Eicosapentaenoic acid (EPA) participates in the G protein–coupled receptor 30 (GPR30)–cAMP–protein kinase A signaling pathway in ES2 cells. (A) After 24 hours of serum starvation in Opti-MEM, cells were incubated for 24 hours in OptiMEM and stimulated with phosphate buffered saline alone (control), 0.1% bovine serum albumin (BSA), 300 μM palmitic acid (PAL) bound to BSA (0.1%) or 300 μM EPA bound to BSA (0.1%) with or without GPR30 siRNA treatment. (B) p-AKT/AKT and p-ERK/ERK were analyzed by Western blotting and quantified by ImageJ. (C, D) ES2 cells were treated with or without 300 μM EPA in the absence and presence of G15 (C) or GPR30 siRNA (D) for 24 hours for cAMP measurement. (E) Phospho-(Ser/Thr) substrate was detected by Western blotting in ES2 cells treated with EPA, EPA+GPR30 siRNA, EPA+G15, EPA+G1 (500 nM, the specific agonist of GPR30) or EPA+G1+GPR30 siRNA. (F) PKA activities were quantified by ImageJ, and the data are expressed as PKA activity (n=3). Values are presented as mean±standard deviation from three independent experiments. **p < 0.01, ***p < 0.001.

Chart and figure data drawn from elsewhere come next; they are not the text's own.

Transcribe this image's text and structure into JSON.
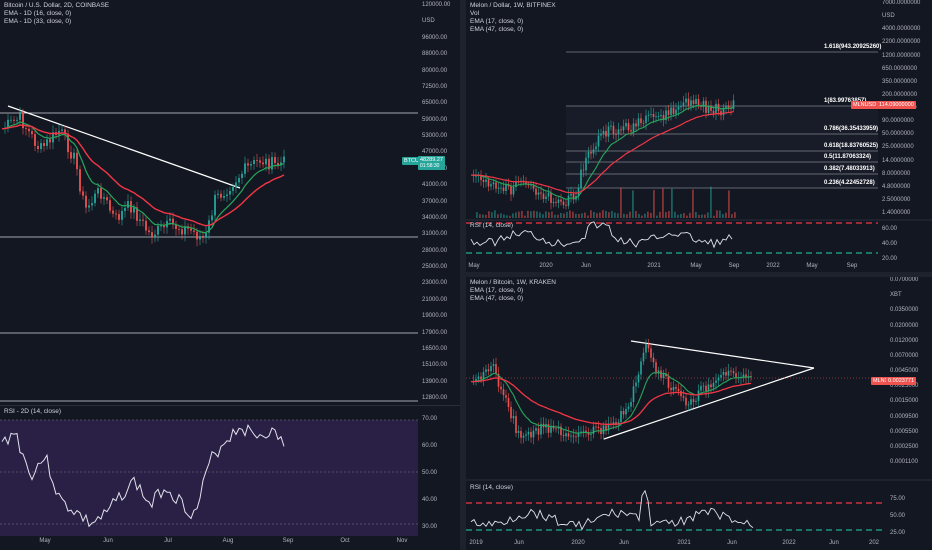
{
  "panes": {
    "btc": {
      "title": "Bitcoin / U.S. Dollar, 2D, COINBASE",
      "ema1": "EMA - 1D (16, close, 0)",
      "ema2": "EMA - 1D (33, close, 0)",
      "price_badge": "BTCUSD",
      "price_value": "48289.27",
      "price_sub": "01:58:30",
      "axis_ticks": [
        "120000.00",
        "USD",
        "96000.00",
        "88000.00",
        "80000.00",
        "72500.00",
        "65000.00",
        "59000.00",
        "53000.00",
        "47000.00",
        "45000.00",
        "41000.00",
        "37000.00",
        "34000.00",
        "31000.00",
        "28000.00",
        "25000.00",
        "23000.00",
        "21000.00",
        "19000.00",
        "17900.00",
        "16500.00",
        "15100.00",
        "13900.00",
        "12800.00"
      ],
      "time_ticks": [
        "May",
        "Jun",
        "Jul",
        "Aug",
        "Sep",
        "Oct",
        "Nov"
      ]
    },
    "btc_rsi": {
      "title": "RSI - 2D (14, close)",
      "axis_ticks": [
        "70.00",
        "60.00",
        "50.00",
        "40.00",
        "30.00"
      ]
    },
    "mln_usd": {
      "title": "Melon / Dollar, 1W, BITFINEX",
      "vol": "Vol",
      "ema1": "EMA (17, close, 0)",
      "ema2": "EMA (47, close, 0)",
      "price_badge": "MLNUSD",
      "price_value": "114.09000000",
      "axis_ticks": [
        "7000.0000000",
        "USD",
        "4000.0000000",
        "2200.0000000",
        "1200.0000000",
        "650.0000000",
        "350.0000000",
        "200.0000000",
        "110.0000000",
        "90.0000000",
        "50.0000000",
        "25.0000000",
        "14.0000000",
        "8.0000000",
        "4.8000000",
        "2.5000000",
        "1.4000000"
      ],
      "fib": [
        "1.618(943.20925260)",
        "1(83.99763857)",
        "0.786(36.35433959)",
        "0.618(18.83760525)",
        "0.5(11.87063324)",
        "0.382(7.48033913)",
        "0.236(4.22452728)"
      ],
      "time_ticks": [
        "May",
        "2020",
        "Jun",
        "2021",
        "May",
        "Sep",
        "2022",
        "May",
        "Sep"
      ],
      "rsi_title": "RSI (14, close)",
      "rsi_ticks": [
        "60.00",
        "40.00",
        "20.00"
      ]
    },
    "mln_btc": {
      "title": "Melon / Bitcoin, 1W, KRAKEN",
      "ema1": "EMA (17, close, 0)",
      "ema2": "EMA (47, close, 0)",
      "price_badge": "MLNXBT",
      "price_value": "0.0023771",
      "axis_ticks": [
        "0.0700000",
        "XBT",
        "0.0350000",
        "0.0200000",
        "0.0120000",
        "0.0070000",
        "0.0045000",
        "0.0025000",
        "0.0015000",
        "0.0009500",
        "0.0005500",
        "0.0002500",
        "0.0001100"
      ],
      "time_ticks": [
        "2019",
        "Jun",
        "2020",
        "Jun",
        "2021",
        "Jun",
        "2022",
        "Jun",
        "202"
      ],
      "rsi_title": "RSI (14, close)",
      "rsi_ticks": [
        "75.00",
        "50.00",
        "25.00"
      ]
    }
  },
  "colors": {
    "bg": "#131722",
    "up": "#26a69a",
    "down": "#ef5350",
    "ema_fast": "#26a65b",
    "ema_slow": "#f23645",
    "rsi_band": "#2a1f45"
  }
}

Eicosapentaenoic acid (EPA) blocks tumor growth via G protein–coupled receptor 30 (GPR30) in mouse xenografts. (A, B) Nude mice bearing ovarian tumors (ES2 cells) were received ethanol in combination with LacZ shRNA as a control, EPA in combination with LacZ shRNA, ethanol in combination with GPR30 shRNA or EPA in combination with GPR30 shRNA. (A) Xenograft tumors (scale bar=1 cm). (B) Ki67 and GPR30 expression (scale bar=50 μm). Tumor volume (C) and tumor weight (D) in (A). (E, F) Nude mice bearing ovarian tumors (ES2 cells) were received dimethyl sulfoxide (DMSO) in combination with MeOH as a control, EPA in combination with DMSO, MeOH in combination with G15 or EPA in combination with G15. (E) Xenograft tumors (scale bar=1 cm). (F) Ki67 and GPR30 expression (scale bar=50 μm). Tumor volume (G) and tumor weight (H) in (E). Values are presented as mean±standard deviation from three independent experiments. *p < 0.05, **p < 0.01, ***p < 0.001.